From a preliminary lineup of almost three dozen choices, I culled out 15 finalists for The Rap Sheet’s Best Crime Fiction Cover of 2016 competition. Some of these contenders are built principally around photos, while others deserve attention for their typographical innovation or the appeal of their illustrations. Several are deliberately ominous, while others are considerably more playful in their conception. Every one of them, however, catches the eye, whether being displayed on a bookstore shelf or a Web page.

This is the ninth year The Rap Sheet has asked its discriminating readership to judge crime novel façades. Below, you will find all of the 2016 nominees—arranged alphabetically—followed by a simple electronic ballot on which you can vote for the cover you think deserves top honors. As a consequence of suspected ballot-stuffing shenanigans last year, I am limiting each poll participant this time to one chance at choosing his or her favorites; however, you can register your support for more than one cover on that single occasion. So make this opportunity count! We’ll keep the voting open here for the next week and a half, until midnight on Wednesday, January 25, after which the results will be announced.

Click on any of the jackets below to open an enlargement.



















ONE THING MORE: If you think we have neglected to mention some other crime-fiction cover from 2016 that is also deserving of widespread acclaim, please post a comment about it at the end of this piece.
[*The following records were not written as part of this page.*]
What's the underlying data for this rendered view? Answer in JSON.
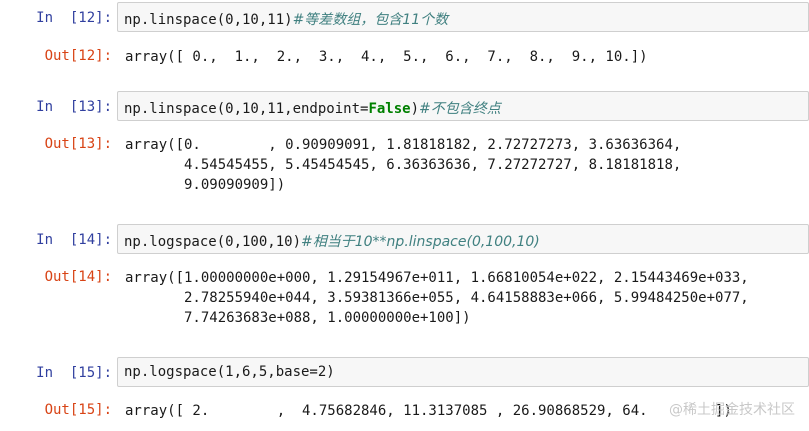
{
  "cells": [
    {
      "in_prompt": "In  [12]:",
      "code": {
        "fn": "np.linspace",
        "args": "(0,10,11)",
        "comment": "#等差数组，包含11个数"
      },
      "out_prompt": "Out[12]:",
      "output": "array([ 0.,  1.,  2.,  3.,  4.,  5.,  6.,  7.,  8.,  9., 10.])"
    },
    {
      "in_prompt": "In  [13]:",
      "code": {
        "fn": "np.linspace",
        "args_pre": "(0,10,11,endpoint=",
        "kw": "False",
        "args_post": ")",
        "comment": "#不包含终点"
      },
      "out_prompt": "Out[13]:",
      "output": "array([0.        , 0.90909091, 1.81818182, 2.72727273, 3.63636364,\n       4.54545455, 5.45454545, 6.36363636, 7.27272727, 8.18181818,\n       9.09090909])"
    },
    {
      "in_prompt": "In  [14]:",
      "code": {
        "fn": "np.logspace",
        "args": "(0,100,10)",
        "comment": "#相当于10**np.linspace(0,100,10)"
      },
      "out_prompt": "Out[14]:",
      "output": "array([1.00000000e+000, 1.29154967e+011, 1.66810054e+022, 2.15443469e+033,\n       2.78255940e+044, 3.59381366e+055, 4.64158883e+066, 5.99484250e+077,\n       7.74263683e+088, 1.00000000e+100])"
    },
    {
      "in_prompt": "In  [15]:",
      "code": {
        "fn": "np.logspace",
        "args": "(1,6,5,base=2)",
        "comment": ""
      },
      "out_prompt": "Out[15]:",
      "output": "array([ 2.        ,  4.75682846, 11.3137085 , 26.90868529, 64.        ])"
    }
  ],
  "watermark": "@稀土掘金技术社区"
}
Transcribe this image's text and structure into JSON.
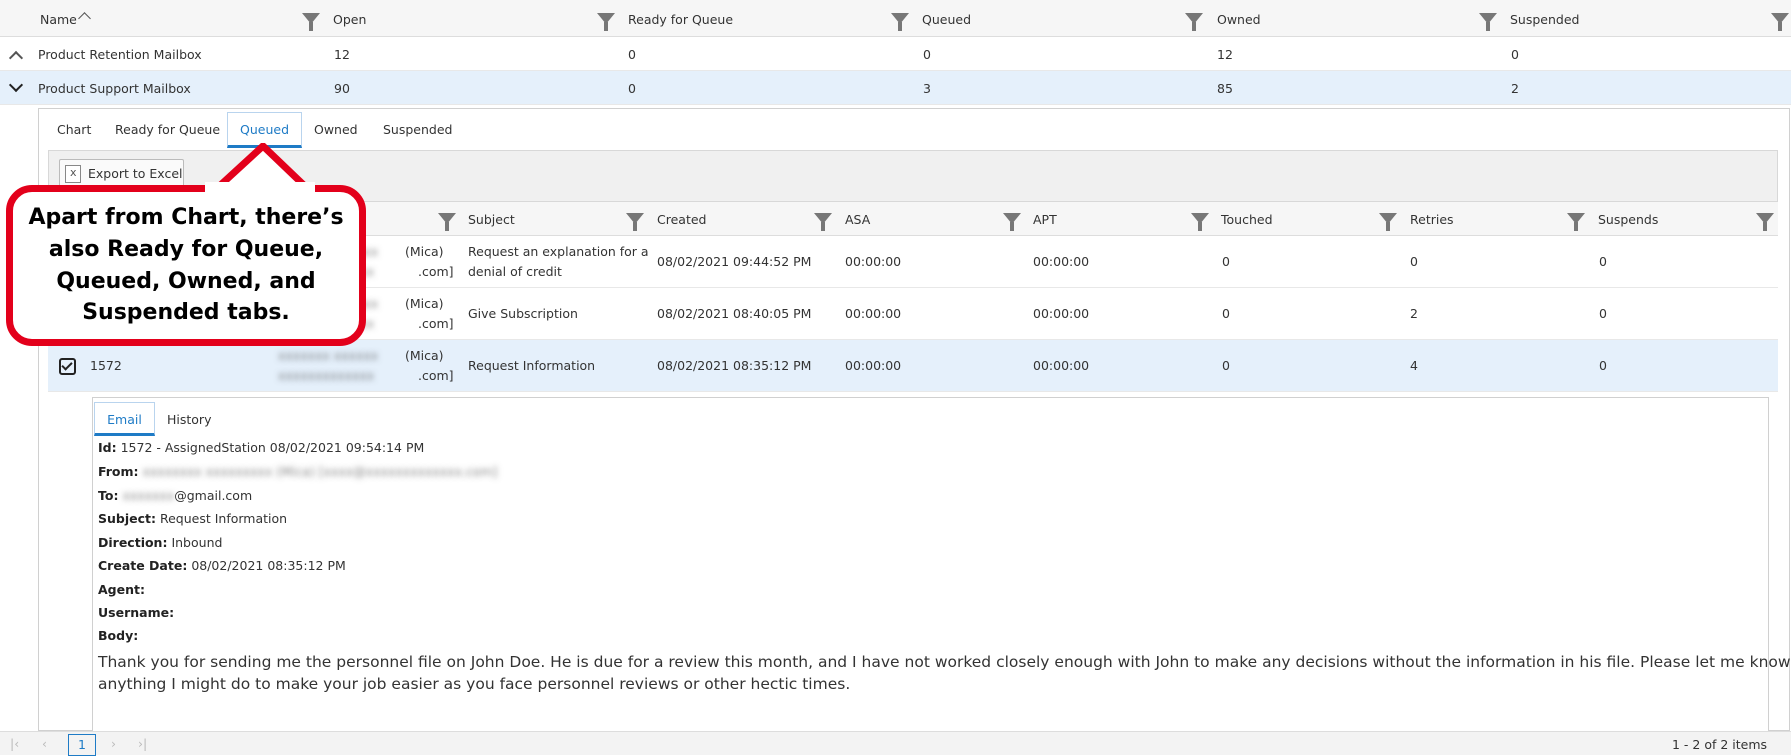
{
  "grid": {
    "columns": [
      "Name",
      "Open",
      "Ready for Queue",
      "Queued",
      "Owned",
      "Suspended"
    ],
    "rows": [
      {
        "name": "Product Retention Mailbox",
        "open": "12",
        "ready": "0",
        "queued": "0",
        "owned": "12",
        "suspended": "0"
      },
      {
        "name": "Product Support Mailbox",
        "open": "90",
        "ready": "0",
        "queued": "3",
        "owned": "85",
        "suspended": "2"
      }
    ]
  },
  "detail_tabs": [
    "Chart",
    "Ready for Queue",
    "Queued",
    "Owned",
    "Suspended"
  ],
  "active_tab": "Queued",
  "toolbar": {
    "export_label": "Export to Excel"
  },
  "queued_grid": {
    "columns": [
      "Subject",
      "Created",
      "ASA",
      "APT",
      "Touched",
      "Retries",
      "Suspends"
    ],
    "rows": [
      {
        "id": "",
        "from_suffix_1": "(Mica)",
        "from_suffix_2": ".com]",
        "subject_1": "Request an explanation for a",
        "subject_2": "denial of credit",
        "created": "08/02/2021 09:44:52 PM",
        "asa": "00:00:00",
        "apt": "00:00:00",
        "touched": "0",
        "retries": "0",
        "suspends": "0"
      },
      {
        "id": "",
        "from_suffix_1": "(Mica)",
        "from_suffix_2": ".com]",
        "subject_1": "Give Subscription",
        "subject_2": "",
        "created": "08/02/2021 08:40:05 PM",
        "asa": "00:00:00",
        "apt": "00:00:00",
        "touched": "0",
        "retries": "2",
        "suspends": "0"
      },
      {
        "id": "1572",
        "from_suffix_1": "(Mica)",
        "from_suffix_2": ".com]",
        "subject_1": "Request Information",
        "subject_2": "",
        "created": "08/02/2021 08:35:12 PM",
        "asa": "00:00:00",
        "apt": "00:00:00",
        "touched": "0",
        "retries": "4",
        "suspends": "0"
      }
    ]
  },
  "email_tabs": [
    "Email",
    "History"
  ],
  "email": {
    "id_label": "Id:",
    "id_value": "1572 - AssignedStation 08/02/2021 09:54:14 PM",
    "from_label": "From:",
    "to_label": "To:",
    "to_value": "@gmail.com",
    "subject_label": "Subject:",
    "subject_value": "Request Information",
    "direction_label": "Direction:",
    "direction_value": "Inbound",
    "create_date_label": "Create Date:",
    "create_date_value": "08/02/2021 08:35:12 PM",
    "agent_label": "Agent:",
    "username_label": "Username:",
    "body_label": "Body:",
    "body_line_1": "Thank you for sending me the personnel file on John Doe. He is due for a review this month, and I have not worked closely enough with John to make any decisions without the information in his file. Please let me know if there is",
    "body_line_2": "anything I might do to make your job easier as you face personnel reviews or other hectic times."
  },
  "pager": {
    "page": "1",
    "summary": "1 - 2 of 2 items"
  },
  "callout": {
    "text": "Apart from Chart, there’s also Ready for Queue, Queued, Owned, and Suspended tabs."
  },
  "colors": {
    "accent": "#1e7bc6",
    "selected_row": "#e5f0fb",
    "callout_border": "#e3001b"
  }
}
Just be sure to include a link to where on the Web other Rap Sheet readers can see that additional cover for themselves.

5 comments:

Bob said...

Love the cover to 'By Gaslight' by Steven Price. You can see the cover on an earlier posting here at The Rap Sheet.

Art Taylor said...

Oh, wow! A tremendously good selection of covers here. Several of these caught my own eye the first time I saw them on bookstore shelves, and as I was scrolling through the list, I kept thinking, "this one, of course" and then scrolling down again and correcting myself..... Tough to pick!

Richard L. Pangburn said...

Well, I like them all, but I voted for BELOVED POISON which I have never seen in the flesh, so to speak, just admiring the pictures above.

I bought THE VINYL DETECTIVE off its wonderful cover, and I'm not sorry I did. I really like Glen Hirshberg's covers on THE BOOK OF BUNK, both the Kindle and the hardcover, especially the fedora.

My favorite cover this year is Jon Ronson's THE ELEPHANT IN THE ROOM, though it is no crime novel--unless Trump actually did steal the election.

Zoë Sharp said...

These are all great covers. I'm particularly struck by the unusual aspect of DARK TOWN, the artistry of BELOVED POISON, and the rather beautiful photography of GHOSTS OF HAVANA, so, like Art said, very hard to make a choice. But the author side of me looks at how easy it would be to replicate the author's 'signature' for the next book where they're part of a series. The RAZOR GIRL cover is very obviously a Carl Hiaasen. Other Loren D Estleman Valentino covers have features the film-edge theme. Very difficult to have them just familiar enough that the reader can spot them on the shelf, but not so familiar they think it's something they've already read.

Art Taylor said...

Great point there, Zoe, about author's signature/branding. Carl Hiaasen is indeed recognizable at a glance. And the covers you mentioned specifically were among my own favorites too!